Dear Computers

Dear Technology in general and computers in my home in particular,

Stop being such assholes.

Yours truly,
Shannon

PS-I mean, you know I can’t just leave it at that. I’d like to, but I can’t. Where the hell do you get off acting like such mother-effing little bastards all the time? Everything from ipods to blackberrys to laptops to the apple tv all work perfectly for the hubby. I know each of you little bastards wait to pull the “restart me” shit when I’m at the wheel, but knowing it doesn’t make me hate you any less. I can’t even say how many times I’ve had to call the hubby, whining that I can’t get a movie playing for the kids, and I follow his instructions perfectly, only to be thwarted by your diabolical tripwires of what must be on and what must be off and what must be pointed just so and which effing remote to use and when item A and item B are on at the same time then item C needs to be off and then both A and B must be restarted. Seriously? How come the hubby never has to restart one of your ever-loving evil little asses?

I’m not dumb. Well, at least I’m smart enough to follow the same procedure multiple times.  But I am on to your little scheme. When the hubby is downstairs and I follow his instructions precisely and whatever electronic device or computer program I am using absolutely refuses to work – until the hubby starts coming up the stairs, at which point they magically spring to life…well lets just say you could be a little less obvious.

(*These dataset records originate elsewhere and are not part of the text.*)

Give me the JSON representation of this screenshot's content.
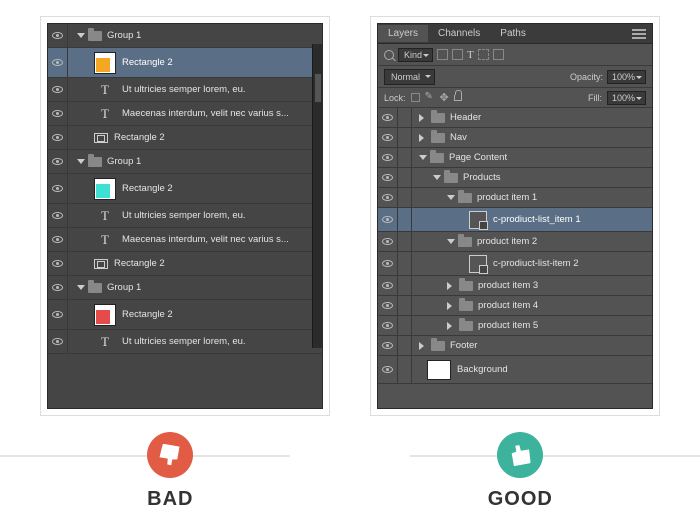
{
  "bad_panel": {
    "groups": [
      {
        "name": "Group 1",
        "expanded": true,
        "items": [
          {
            "type": "shape-orange",
            "label": "Rectangle 2",
            "selected": true
          },
          {
            "type": "text",
            "label": "Ut ultricies semper lorem, eu."
          },
          {
            "type": "text",
            "label": "Maecenas interdum, velit nec varius s..."
          },
          {
            "type": "rect",
            "label": "Rectangle 2"
          }
        ]
      },
      {
        "name": "Group 1",
        "expanded": true,
        "items": [
          {
            "type": "shape-cyan",
            "label": "Rectangle 2"
          },
          {
            "type": "text",
            "label": "Ut ultricies semper lorem, eu."
          },
          {
            "type": "text",
            "label": "Maecenas interdum, velit nec varius s..."
          },
          {
            "type": "rect",
            "label": "Rectangle 2"
          }
        ]
      },
      {
        "name": "Group 1",
        "expanded": true,
        "items": [
          {
            "type": "shape-red",
            "label": "Rectangle 2"
          },
          {
            "type": "text",
            "label": "Ut ultricies semper lorem, eu."
          }
        ]
      }
    ]
  },
  "good_panel": {
    "tabs": {
      "layers": "Layers",
      "channels": "Channels",
      "paths": "Paths"
    },
    "kind": "Kind",
    "blend": "Normal",
    "opacity_lbl": "Opacity:",
    "opacity_val": "100%",
    "lock_lbl": "Lock:",
    "fill_lbl": "Fill:",
    "fill_val": "100%",
    "tree": [
      {
        "d": 0,
        "disc": "right",
        "icon": "folder",
        "label": "Header"
      },
      {
        "d": 0,
        "disc": "right",
        "icon": "folder",
        "label": "Nav"
      },
      {
        "d": 0,
        "disc": "down",
        "icon": "folder",
        "label": "Page Content"
      },
      {
        "d": 1,
        "disc": "down",
        "icon": "folder",
        "label": "Products"
      },
      {
        "d": 2,
        "disc": "down",
        "icon": "folder",
        "label": "product item 1"
      },
      {
        "d": 3,
        "disc": "",
        "icon": "smart",
        "label": "c-prodiuct-list_item 1",
        "selected": true
      },
      {
        "d": 2,
        "disc": "down",
        "icon": "folder",
        "label": "product item 2"
      },
      {
        "d": 3,
        "disc": "",
        "icon": "smart",
        "label": "c-prodiuct-list-item 2"
      },
      {
        "d": 2,
        "disc": "right",
        "icon": "folder",
        "label": "product item 3"
      },
      {
        "d": 2,
        "disc": "right",
        "icon": "folder",
        "label": "product item 4"
      },
      {
        "d": 2,
        "disc": "right",
        "icon": "folder",
        "label": "product item 5"
      },
      {
        "d": 0,
        "disc": "right",
        "icon": "folder",
        "label": "Footer"
      },
      {
        "d": 0,
        "disc": "",
        "icon": "bg",
        "label": "Background"
      }
    ]
  },
  "labels": {
    "bad": "BAD",
    "good": "GOOD"
  }
}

We all KNOW the hubby is the computer whisperer. I don’t need you to rub it in.

We couldn’t just have a fracking dvd player like every other family…

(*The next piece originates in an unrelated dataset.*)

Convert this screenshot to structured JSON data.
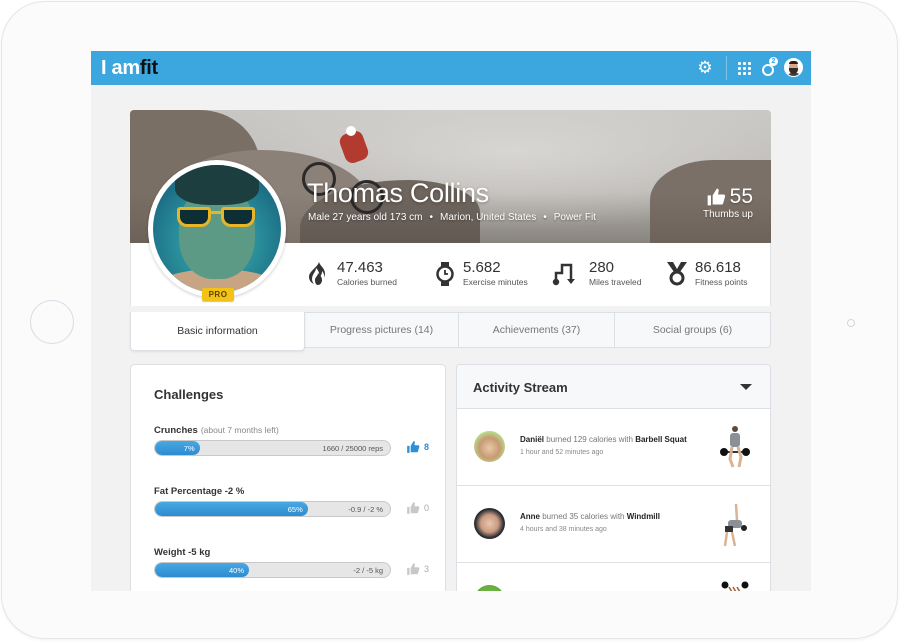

In closing…stop being such assholes.

5 Responses

  1. Apple TV Says:

    Dear Shannon,
    This is your Apple TV speaking. I am acting as the representative of all the electronic devices in your dwelling. As this representative we have on thing to say.

    “0101100101101111011101010010000001010011011101010110001101101011″

    If you are to dumb to translate this then please ask your very smart husband as we know him well and believe he can communicate our message clearly.

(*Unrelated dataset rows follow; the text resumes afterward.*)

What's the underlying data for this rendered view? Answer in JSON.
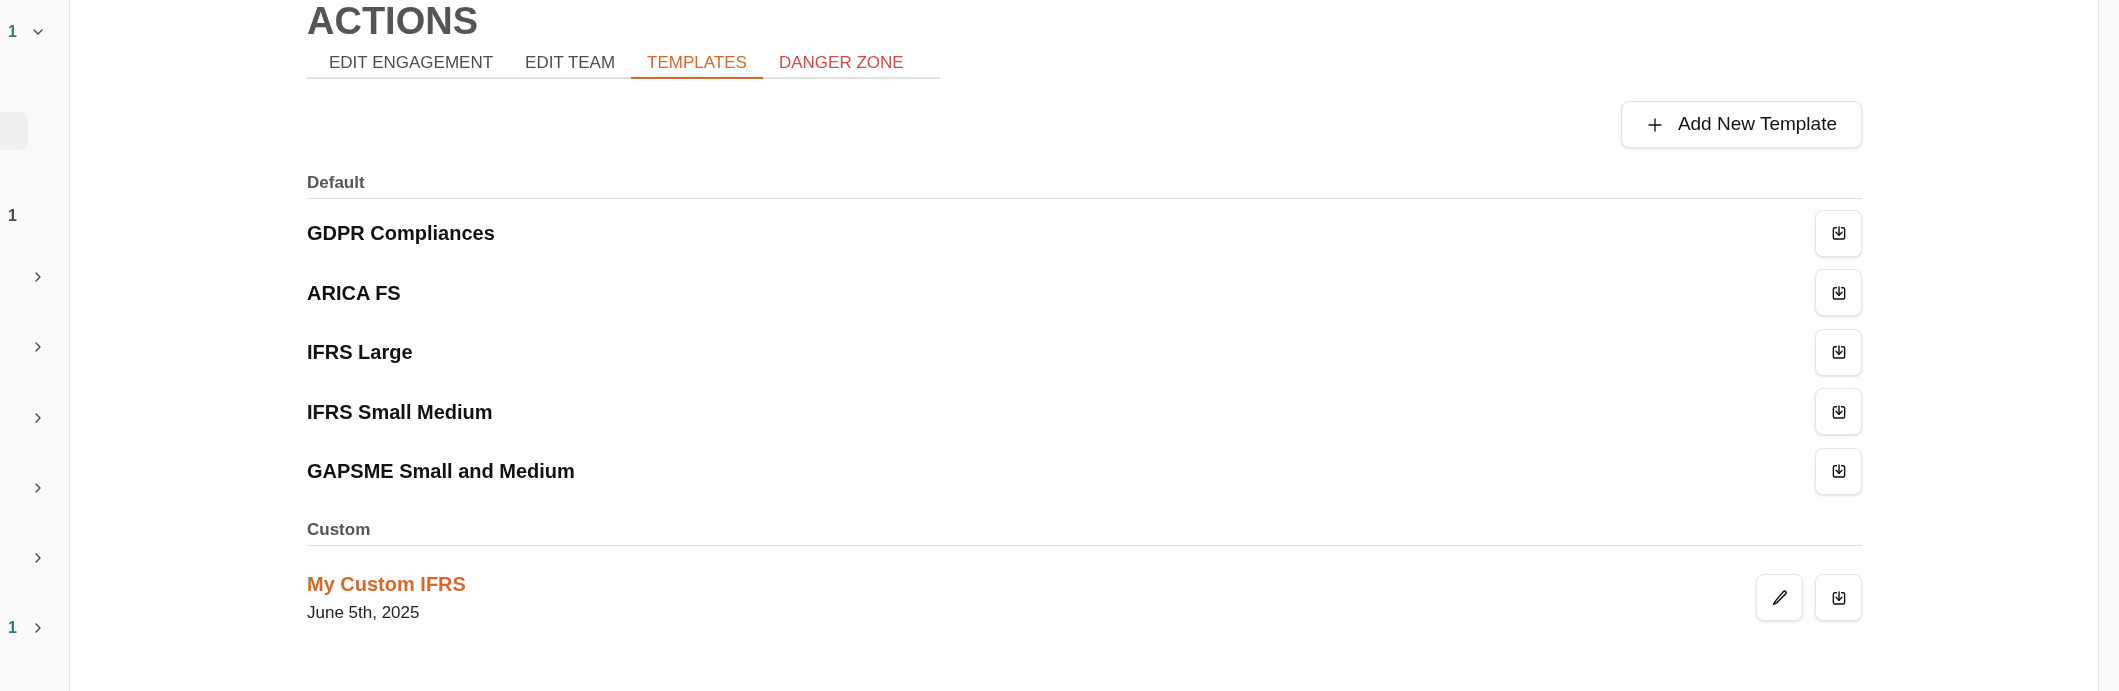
{
  "sidebar": {
    "items": [
      {
        "count": "1",
        "color": "#2b7b78",
        "expanded": true,
        "selected": false
      },
      {
        "selected": true
      },
      {
        "count": "1",
        "color": "#4a4a4a",
        "selected": false
      },
      {
        "expanded": false,
        "selected": false
      },
      {
        "expanded": false,
        "selected": false
      },
      {
        "expanded": false,
        "selected": false
      },
      {
        "expanded": false,
        "selected": false
      },
      {
        "expanded": false,
        "selected": false
      },
      {
        "count": "1",
        "color": "#2b7b78",
        "expanded": false,
        "selected": false
      }
    ]
  },
  "title": "ACTIONS",
  "tabs": [
    {
      "label": "EDIT ENGAGEMENT",
      "kind": "normal",
      "selected": false
    },
    {
      "label": "EDIT TEAM",
      "kind": "normal",
      "selected": false
    },
    {
      "label": "TEMPLATES",
      "kind": "normal",
      "selected": true
    },
    {
      "label": "DANGER ZONE",
      "kind": "danger",
      "selected": false
    }
  ],
  "add_button": {
    "label": "Add New Template"
  },
  "sections": [
    {
      "heading": "Default",
      "templates": [
        {
          "name": "GDPR Compliances",
          "kind": "default",
          "actions": [
            {
              "kind": "download"
            }
          ]
        },
        {
          "name": "ARICA FS",
          "kind": "default",
          "actions": [
            {
              "kind": "download"
            }
          ]
        },
        {
          "name": "IFRS Large",
          "kind": "default",
          "actions": [
            {
              "kind": "download"
            }
          ]
        },
        {
          "name": "IFRS Small Medium",
          "kind": "default",
          "actions": [
            {
              "kind": "download"
            }
          ]
        },
        {
          "name": "GAPSME Small and Medium",
          "kind": "default",
          "actions": [
            {
              "kind": "download"
            }
          ]
        }
      ]
    },
    {
      "heading": "Custom",
      "templates": [
        {
          "name": "My Custom IFRS",
          "kind": "custom",
          "date": "June 5th, 2025",
          "actions": [
            {
              "kind": "edit"
            },
            {
              "kind": "download"
            }
          ]
        }
      ]
    }
  ]
}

    Needless to say, if you would refrain from the following then possibly we would control ourselves around you. Here is the list:
    1.Stop belittling us and calling us hurtful names.
    2. Please dear god keep those small human hands off of us. Do you not understand that we are expensive pieces of equipment?
    3. Treat us with respect and follow the rules.

    If you do these 3 simple things, I am sure we will change our attitudes regarding you.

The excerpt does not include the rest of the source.